- Born: 1947 (age 78–79) Edinburgh, Scotland
- Education: Balliol College, Oxford (BA); Princeton University (PhD);
- Occupations: Professor of Sociology and Science Studies, University of California, San Diego
- Known for: Writings on the social history of psychiatry

= Andrew Scull =

British sociologist (born 1947)

Andrew T. Scull (born 1947) is a British-born sociologist who researches the social history of medicine and the history of psychiatry. He is a distinguished professor of sociology and science studies at University of California, San Diego, and recipient of the Roy Porter Medal for lifetime contributions to the history of medicine. His books include Madhouse: A Tragic Tale of Megalomania and Modern Medicine, Madness in Civilization: A Cultural History of Insanity, and Desperate Remedies: Psychiatry's Turbulent Quest to Cure Mental Illness.

==Life and career==
Scull was born in Edinburgh, Scotland, the son of Allan Edward Scull, a civil engineer and Marjorie née Corrigan, a college teacher. He received his BA with first-class honors from Balliol College, Oxford. He then studied at Princeton University, receiving his MA in sociology in 1971 and his Ph.D. in 1974. He was a postdoc at University College London in 1976–77.

Scull taught at the University of Pennsylvania from 1973 until 1978, when he was appointed to the sociology faculty at University of California, San Diego, as an associate professor. He was appointed a full professor in 1982, and distinguished professor in 1994.

==Books==
Scull's first book, Decarceration: Community Treatment and the Deviant – A Radical View was published in 1977 by Prentice-Hall. A revised version of his Princeton doctoral dissertation, Museums of Madness: The Social Organization of Insanity in 19th Century England, was published in 1979 by Allen Lane (London) and St. Martin's Press (New York).

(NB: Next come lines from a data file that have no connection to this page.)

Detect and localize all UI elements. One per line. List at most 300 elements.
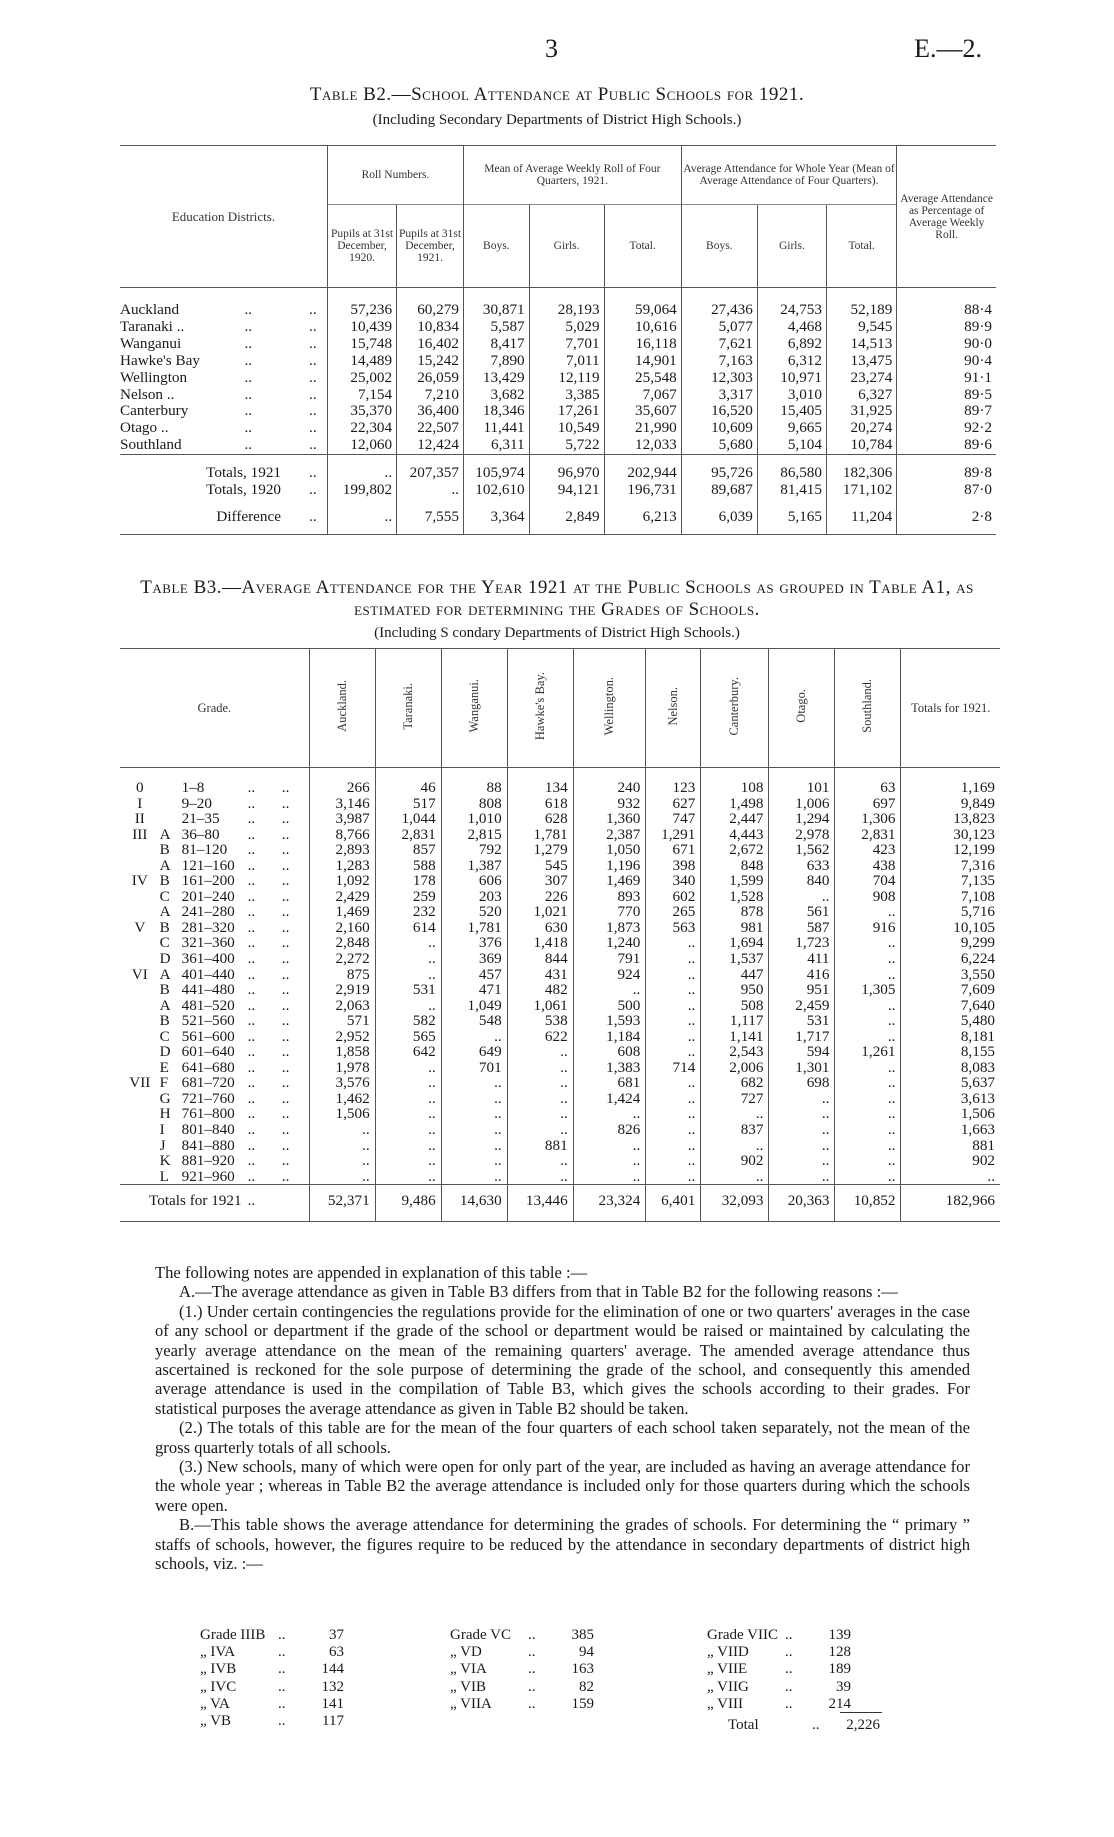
grade-reduction-row bbox=[200, 1627, 344, 1644]
b2-cell: 8,417 bbox=[463, 336, 529, 353]
b2-cell: 12,060 bbox=[327, 437, 396, 454]
b3-row bbox=[120, 1091, 1000, 1107]
grade-value: 94 bbox=[579, 1644, 594, 1661]
b3-cell: 714 bbox=[646, 1060, 701, 1076]
b3-roman: V bbox=[134, 918, 146, 936]
b3-roman bbox=[120, 858, 160, 874]
b2-dots: .. bbox=[309, 317, 317, 335]
b3-cell: .. bbox=[646, 1091, 701, 1107]
grade-value: 117 bbox=[322, 1713, 344, 1730]
b3-cell: 881 bbox=[901, 1138, 1000, 1154]
b3-header-district bbox=[769, 649, 835, 768]
b3-dots: .. .. bbox=[248, 768, 310, 796]
table-b3-subtitle: (Including S condary Departments of District High Schools.) bbox=[374, 625, 740, 641]
grade-label: „ VIA bbox=[450, 1661, 487, 1678]
b3-cell: 627 bbox=[646, 796, 701, 812]
b3-cell: 10,105 bbox=[901, 920, 1000, 936]
b2-dots: .. bbox=[244, 368, 253, 386]
b2-header-mean-girls: Girls. bbox=[529, 205, 604, 288]
b3-cell: 1,599 bbox=[701, 873, 769, 889]
b3-header-district bbox=[441, 649, 507, 768]
b3-cell: 13,823 bbox=[901, 811, 1000, 827]
b3-subgrade: K bbox=[159, 1152, 171, 1170]
b3-cell: 416 bbox=[769, 967, 835, 983]
b3-row bbox=[120, 1122, 1000, 1138]
grade-label: „ VIII bbox=[707, 1695, 743, 1712]
b3-cell: .. bbox=[375, 1122, 441, 1138]
b3-cell: 423 bbox=[835, 842, 901, 858]
b3-cell: 1,021 bbox=[507, 904, 573, 920]
b3-cell: .. bbox=[507, 1169, 573, 1185]
grade-value: 128 bbox=[828, 1644, 851, 1661]
grade-dots: .. bbox=[278, 1644, 286, 1661]
b3-cell: 7,640 bbox=[901, 998, 1000, 1014]
b3-cell: 1,196 bbox=[573, 858, 646, 874]
b3-cell: 2,387 bbox=[573, 827, 646, 843]
b3-cell: 618 bbox=[507, 796, 573, 812]
b3-totals-cell: 52,371 bbox=[309, 1185, 375, 1222]
grade-reduction-row bbox=[707, 1661, 851, 1678]
b3-dots: .. .. bbox=[247, 825, 290, 843]
b3-roman bbox=[120, 982, 160, 998]
b3-header-district bbox=[375, 649, 441, 768]
b2-cell: 15,405 bbox=[757, 403, 826, 420]
b3-cell: 2,429 bbox=[309, 889, 375, 905]
grade-reductions-total: Total .. 2,226 bbox=[728, 1717, 880, 1733]
b3-cell: 9,849 bbox=[901, 796, 1000, 812]
b3-row bbox=[120, 873, 1000, 889]
b2-dots: .. bbox=[244, 334, 253, 352]
b3-cell: 698 bbox=[769, 1075, 835, 1091]
b3-totals-cell: 6,401 bbox=[646, 1185, 701, 1222]
b3-row bbox=[120, 889, 1000, 905]
b3-subgrade: C bbox=[159, 1027, 170, 1045]
b3-cell: 471 bbox=[441, 982, 507, 998]
b3-cell: 1,006 bbox=[769, 796, 835, 812]
b2-cell: 90·4 bbox=[897, 353, 996, 370]
b3-subgrade: L bbox=[159, 1167, 169, 1185]
b3-cell: 531 bbox=[375, 982, 441, 998]
b2-cell: 15,748 bbox=[327, 336, 396, 353]
b3-header-district-label: Canterbury. bbox=[727, 676, 742, 736]
b3-cell: .. bbox=[769, 1122, 835, 1138]
b3-cell: 981 bbox=[701, 920, 769, 936]
b3-header-district bbox=[507, 649, 573, 768]
b3-cell: .. bbox=[441, 1138, 507, 1154]
b3-subgrade bbox=[160, 811, 182, 827]
b2-cell: 7,621 bbox=[681, 336, 757, 353]
grade-reduction-row bbox=[707, 1696, 851, 1713]
b3-cell: 1,010 bbox=[441, 811, 507, 827]
b3-cell: 950 bbox=[701, 982, 769, 998]
b3-cell: 594 bbox=[769, 1044, 835, 1060]
b3-cell: .. bbox=[646, 1153, 701, 1169]
b3-subgrade: D bbox=[159, 1043, 171, 1061]
b3-totals-cell: 32,093 bbox=[701, 1185, 769, 1222]
grade-label: Grade VIIC bbox=[707, 1627, 778, 1643]
b3-roman bbox=[120, 1044, 160, 1060]
b3-cell: 2,006 bbox=[701, 1060, 769, 1076]
grade-value: 82 bbox=[579, 1678, 594, 1695]
b3-dots: .. .. bbox=[247, 841, 290, 859]
b3-cell: 1,424 bbox=[573, 1091, 646, 1107]
b3-dots: .. .. bbox=[247, 872, 290, 890]
b3-row bbox=[120, 1060, 1000, 1076]
b3-cell: .. bbox=[375, 1138, 441, 1154]
b3-row bbox=[120, 1153, 1000, 1169]
b3-cell: 340 bbox=[646, 873, 701, 889]
b3-roman bbox=[120, 1013, 160, 1029]
b2-cell: 10,971 bbox=[757, 370, 826, 387]
b2-totals-1921-cell: .. bbox=[327, 455, 396, 482]
b3-subgrade: A bbox=[159, 825, 171, 843]
b2-dots: .. bbox=[244, 385, 253, 403]
grade-dots: .. bbox=[785, 1644, 793, 1661]
b3-cell: 561 bbox=[769, 904, 835, 920]
b2-dots: .. bbox=[309, 419, 317, 437]
b3-cell: 908 bbox=[835, 889, 901, 905]
b2-difference-cell: 2,849 bbox=[529, 499, 604, 534]
b2-cell: 10,784 bbox=[826, 437, 896, 454]
b3-cell: .. bbox=[701, 1106, 769, 1122]
b2-cell: 91·1 bbox=[897, 370, 996, 387]
b3-roman bbox=[120, 1138, 160, 1154]
b2-cell: 35,370 bbox=[327, 403, 396, 420]
grade-reduction-row bbox=[200, 1679, 344, 1696]
b3-cell: 614 bbox=[375, 920, 441, 936]
b3-subgrade: E bbox=[159, 1058, 169, 1076]
b3-roman bbox=[120, 935, 160, 951]
b3-cell: 203 bbox=[441, 889, 507, 905]
b3-cell: .. bbox=[769, 889, 835, 905]
b3-subgrade: G bbox=[159, 1089, 171, 1107]
b2-cell: 24,753 bbox=[757, 288, 826, 319]
note-1: (1.) Under certain contingencies the regulations provide for the elimination of one or two quarters' averages in the case of any school or department if the grade of the school or department would be raised or maintained by calculating the yearly average attendance on the mean of the remaining quarters' average. The amended average attendance thus ascertained is reckoned for the sole purpose of determining the grade of the school, and consequently this amended average attendance is used in the compilation of Table B3, which gives the schools according to their grades. For statistical purposes the average attendance as given in Table B2 should be taken. bbox=[155, 1301, 970, 1418]
b2-row bbox=[120, 319, 996, 336]
b2-cell: 57,236 bbox=[327, 288, 396, 319]
b3-cell: 1,723 bbox=[769, 935, 835, 951]
b3-header-district-label: Wanganui. bbox=[466, 679, 481, 733]
b3-cell: 531 bbox=[769, 1013, 835, 1029]
grade-label: „ IVB bbox=[200, 1661, 237, 1678]
b2-header-districts: Education Districts. bbox=[120, 146, 327, 288]
b3-cell: 1,469 bbox=[309, 904, 375, 920]
b2-cell: 16,520 bbox=[681, 403, 757, 420]
grade-reduction-row bbox=[707, 1679, 851, 1696]
b3-subgrade: D bbox=[159, 950, 171, 968]
b3-cell: .. bbox=[309, 1169, 375, 1185]
b3-row bbox=[120, 951, 1000, 967]
b2-cell: 22,304 bbox=[327, 420, 396, 437]
b3-cell: .. bbox=[375, 1169, 441, 1185]
b2-dots: .. bbox=[309, 288, 327, 319]
b3-cell: 266 bbox=[309, 768, 375, 796]
b3-header-totals: Totals for 1921. bbox=[901, 649, 1000, 768]
b3-cell: .. bbox=[507, 1106, 573, 1122]
b3-cell: 951 bbox=[769, 982, 835, 998]
b3-cell: 1,044 bbox=[375, 811, 441, 827]
b3-range: 801–840 bbox=[181, 1121, 235, 1139]
b2-totals-1920-cell: 199,802 bbox=[327, 482, 396, 499]
b2-cell: 10,439 bbox=[327, 319, 396, 336]
b3-cell: 438 bbox=[835, 858, 901, 874]
b3-cell: 376 bbox=[441, 935, 507, 951]
b2-dots: .. bbox=[244, 351, 253, 369]
note-2: (2.) The totals of this table are for the mean of the four quarters of each school taken separately, not the mean of the gross quarterly totals of all schools. bbox=[155, 1418, 970, 1457]
b3-cell: 747 bbox=[646, 811, 701, 827]
b3-cell: 602 bbox=[646, 889, 701, 905]
grade-dots: .. bbox=[278, 1695, 286, 1712]
b2-dots: .. bbox=[244, 288, 309, 319]
b3-cell: 881 bbox=[507, 1138, 573, 1154]
b2-totals-1920-cell: 102,610 bbox=[463, 482, 529, 499]
b3-subgrade: B bbox=[159, 918, 170, 936]
b2-totals-1921-cell: 86,580 bbox=[757, 455, 826, 482]
b3-dots: .. bbox=[248, 1185, 310, 1222]
b3-range: 441–480 bbox=[181, 981, 235, 999]
b2-totals-1920-cell: 94,121 bbox=[529, 482, 604, 499]
b3-cell: 447 bbox=[701, 967, 769, 983]
b3-cell: 633 bbox=[769, 858, 835, 874]
b2-cell: 89·7 bbox=[897, 403, 996, 420]
b3-cell: .. bbox=[375, 1153, 441, 1169]
grade-value: 159 bbox=[571, 1695, 594, 1712]
b3-roman bbox=[120, 889, 160, 905]
b3-cell: 622 bbox=[507, 1029, 573, 1045]
grade-label: Grade VC bbox=[450, 1627, 511, 1643]
b3-cell: 671 bbox=[646, 842, 701, 858]
b3-row bbox=[120, 827, 1000, 843]
b3-row bbox=[120, 1029, 1000, 1045]
grade-dots: .. bbox=[528, 1661, 536, 1678]
b2-cell: 17,261 bbox=[529, 403, 604, 420]
notes-intro: The following notes are appended in explanation of this table :— bbox=[155, 1263, 588, 1282]
b3-cell: .. bbox=[507, 1122, 573, 1138]
grade-reduction-row bbox=[707, 1644, 851, 1661]
b3-cell: 791 bbox=[573, 951, 646, 967]
b3-roman bbox=[120, 842, 160, 858]
grade-reduction-row bbox=[200, 1661, 344, 1678]
b3-cell: .. bbox=[573, 1153, 646, 1169]
b3-cell: 500 bbox=[573, 998, 646, 1014]
b3-cell: 123 bbox=[646, 768, 701, 796]
b3-cell: .. bbox=[375, 1075, 441, 1091]
grade-value: 189 bbox=[828, 1661, 851, 1678]
b2-header-mean: Mean of Average Weekly Roll of Four Quarters, 1921. bbox=[463, 146, 681, 205]
b3-subgrade: B bbox=[159, 841, 170, 859]
grade-reductions-col1 bbox=[200, 1627, 344, 1730]
b3-cell: 1,418 bbox=[507, 935, 573, 951]
b2-cell: 15,242 bbox=[397, 353, 464, 370]
b3-cell: 369 bbox=[441, 951, 507, 967]
b2-dots: .. bbox=[309, 368, 317, 386]
b3-cell: .. bbox=[507, 1091, 573, 1107]
b3-range: 921–960 bbox=[181, 1167, 235, 1185]
b3-cell: .. bbox=[835, 1122, 901, 1138]
grade-reduction-row bbox=[450, 1627, 594, 1644]
b2-difference bbox=[120, 499, 996, 534]
b2-cell: 5,587 bbox=[463, 319, 529, 336]
b2-cell: 12,303 bbox=[681, 370, 757, 387]
b3-subgrade: C bbox=[159, 887, 170, 905]
b3-cell: 1,291 bbox=[646, 827, 701, 843]
b2-row bbox=[120, 387, 996, 404]
b2-cell: 7,701 bbox=[529, 336, 604, 353]
b2-header-att-boys: Boys. bbox=[681, 205, 757, 288]
grade-reduction-row bbox=[707, 1627, 851, 1644]
b3-totals-label: Totals for 1921 bbox=[120, 1185, 248, 1222]
b3-header-district-label: Wellington. bbox=[601, 676, 616, 736]
b3-cell: 108 bbox=[701, 768, 769, 796]
b3-cell: .. bbox=[507, 1044, 573, 1060]
b3-cell: 1,781 bbox=[507, 827, 573, 843]
b3-roman: IV bbox=[131, 872, 148, 890]
b3-dots: .. .. bbox=[247, 934, 290, 952]
b3-cell: 2,447 bbox=[701, 811, 769, 827]
b3-cell: 1,169 bbox=[901, 768, 1000, 796]
b3-cell: .. bbox=[701, 1138, 769, 1154]
b2-district-name: Hawke's Bay bbox=[120, 351, 200, 369]
b3-cell: .. bbox=[309, 1153, 375, 1169]
b3-cell: 902 bbox=[901, 1153, 1000, 1169]
b3-cell: 2,831 bbox=[375, 827, 441, 843]
b3-cell: 2,978 bbox=[769, 827, 835, 843]
b2-row bbox=[120, 370, 996, 387]
b3-cell: .. bbox=[573, 1169, 646, 1185]
b3-cell: 1,383 bbox=[573, 1060, 646, 1076]
b2-dots: .. bbox=[309, 351, 317, 369]
b2-cell: 22,507 bbox=[397, 420, 464, 437]
b2-cell: 7,154 bbox=[327, 387, 396, 404]
b3-cell: 2,459 bbox=[769, 998, 835, 1014]
grade-reduction-row bbox=[450, 1661, 594, 1678]
b3-roman bbox=[120, 904, 160, 920]
b2-header-mean-boys: Boys. bbox=[463, 205, 529, 288]
b3-cell: 431 bbox=[507, 967, 573, 983]
b3-cell: 7,609 bbox=[901, 982, 1000, 998]
b3-cell: 1,305 bbox=[835, 982, 901, 998]
b3-row bbox=[120, 904, 1000, 920]
b3-cell: .. bbox=[769, 1106, 835, 1122]
table-b3-title: Table B3.—Average Attendance for the Year 1921 at the Public Schools as grouped in Table A1, as estimated for determining the Grades of Schools. bbox=[140, 577, 974, 620]
b3-cell: .. bbox=[573, 1138, 646, 1154]
b3-cell: 1,184 bbox=[573, 1029, 646, 1045]
b3-cell: .. bbox=[441, 1075, 507, 1091]
b3-cell: 232 bbox=[375, 904, 441, 920]
b2-cell: 10,609 bbox=[681, 420, 757, 437]
b2-cell: 16,402 bbox=[397, 336, 464, 353]
b3-subgrade bbox=[160, 796, 182, 812]
b3-cell: 1,506 bbox=[901, 1106, 1000, 1122]
b3-cell: 2,919 bbox=[309, 982, 375, 998]
b3-cell: 1,117 bbox=[701, 1013, 769, 1029]
b3-cell: .. bbox=[835, 1106, 901, 1122]
b3-cell: 2,952 bbox=[309, 1029, 375, 1045]
b3-subgrade: F bbox=[159, 1074, 169, 1092]
b3-cell: .. bbox=[646, 1138, 701, 1154]
b3-subgrade: A bbox=[159, 965, 171, 983]
b3-cell: 848 bbox=[701, 858, 769, 874]
b3-row bbox=[120, 998, 1000, 1014]
b3-dots: .. .. bbox=[247, 1167, 290, 1185]
b3-cell: .. bbox=[835, 998, 901, 1014]
b2-district-name: Canterbury bbox=[120, 402, 189, 420]
b3-cell: 1,562 bbox=[769, 842, 835, 858]
b3-cell: 608 bbox=[573, 1044, 646, 1060]
b3-cell: 7,108 bbox=[901, 889, 1000, 905]
b2-difference-cell: 6,213 bbox=[604, 499, 681, 534]
b3-cell: 8,155 bbox=[901, 1044, 1000, 1060]
b2-difference-cell: 11,204 bbox=[826, 499, 896, 534]
b3-range: 521–560 bbox=[181, 1012, 235, 1030]
b3-row bbox=[120, 1138, 1000, 1154]
b3-row bbox=[120, 920, 1000, 936]
b3-cell: .. bbox=[769, 1138, 835, 1154]
b3-cell: .. bbox=[441, 1029, 507, 1045]
b3-cell: .. bbox=[901, 1169, 1000, 1185]
b2-district-name: Auckland bbox=[120, 288, 244, 319]
b3-dots: .. .. bbox=[247, 981, 290, 999]
b2-totals-1921-cell: 105,974 bbox=[463, 455, 529, 482]
b3-dots: .. .. bbox=[247, 1152, 290, 1170]
b2-difference-cell: 6,039 bbox=[681, 499, 757, 534]
b3-totals-cell: 182,966 bbox=[901, 1185, 1000, 1222]
b3-roman: VI bbox=[131, 965, 148, 983]
b3-cell: 545 bbox=[507, 858, 573, 874]
b3-header-district-label: Auckland. bbox=[334, 680, 349, 732]
b2-cell: 25,548 bbox=[604, 370, 681, 387]
b3-cell: 8,766 bbox=[309, 827, 375, 843]
grade-dots: .. bbox=[785, 1661, 793, 1678]
b3-cell: 681 bbox=[573, 1075, 646, 1091]
b3-cell: 1,261 bbox=[835, 1044, 901, 1060]
b3-dots: .. .. bbox=[247, 1058, 290, 1076]
grade-label: „ VD bbox=[450, 1644, 482, 1661]
b2-cell: 14,489 bbox=[327, 353, 396, 370]
b2-dots: .. bbox=[309, 334, 317, 352]
b3-range: 561–600 bbox=[181, 1027, 235, 1045]
grade-label: „ IVA bbox=[200, 1644, 236, 1661]
b3-subgrade: J bbox=[159, 1136, 166, 1154]
b2-cell: 6,327 bbox=[826, 387, 896, 404]
b3-cell: 101 bbox=[769, 768, 835, 796]
grade-dots: .. bbox=[785, 1678, 793, 1695]
b3-cell: 2,831 bbox=[835, 827, 901, 843]
b3-cell: 5,480 bbox=[901, 1013, 1000, 1029]
b3-cell: 563 bbox=[646, 920, 701, 936]
b3-cell: .. bbox=[309, 1138, 375, 1154]
b3-cell: 178 bbox=[375, 873, 441, 889]
b3-cell: .. bbox=[646, 1122, 701, 1138]
b3-cell: 902 bbox=[701, 1153, 769, 1169]
b3-dots: .. .. bbox=[247, 1136, 290, 1154]
b3-cell: .. bbox=[835, 935, 901, 951]
b3-cell: 682 bbox=[701, 1075, 769, 1091]
b2-cell: 7,163 bbox=[681, 353, 757, 370]
b3-cell: .. bbox=[701, 1169, 769, 1185]
b3-dots: .. .. bbox=[247, 1105, 290, 1123]
b3-cell: 2,272 bbox=[309, 951, 375, 967]
b3-cell: 1,240 bbox=[573, 935, 646, 951]
b3-dots: .. .. bbox=[247, 965, 290, 983]
b3-subgrade: B bbox=[159, 1012, 170, 1030]
b3-cell: 63 bbox=[835, 768, 901, 796]
b3-cell: .. bbox=[646, 1169, 701, 1185]
b3-roman bbox=[120, 1153, 160, 1169]
b2-header-pupils-1920: Pupils at 31st December, 1920. bbox=[327, 205, 396, 288]
b3-cell: .. bbox=[835, 1013, 901, 1029]
grade-dots: .. bbox=[785, 1627, 793, 1643]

Scull's later books include Madhouse: A Tragic Tale of Megalomania and Modern Medicine (Yale University Press, 2005), Hysteria: The Biography (Oxford University Press, 2009), (Note: The 2011 paperback version was titled Hysteria: The Disturbing History)Madness in Civilization: A Cultural History of Insanity (Princeton
University Press, 2015), and Desperate Remedies: Psychiatry's Turbulent Quest to Cure Mental Illness (The Belknap Press, 2022).

==2009 Letter to the UC Regents==
In the summer of 2009, Scull authored a letter to the University of California Regents that called for reallocation of funding from the Riverside, Santa Cruz, and Merced campuses to make up for budget shortfalls at what he deemed "higher tiered" campuses, stating that rather than being research heavy institutions and thus draws for grant and philanthropic moneys, "UCSC, UCR and UC Merced are in substantial measure teaching institutions" and that "[i]f we don't do this, we will end up with a bunch of mediocre U.C.'s instead of great U.C.'s." Then UC President Mark Yudoff dismissed the proposal outright in a statement released to all UC campus chancellors, but not before critics noted the demographic differences between UCSD and the campuses Scull and his 22 co-signatories targeted.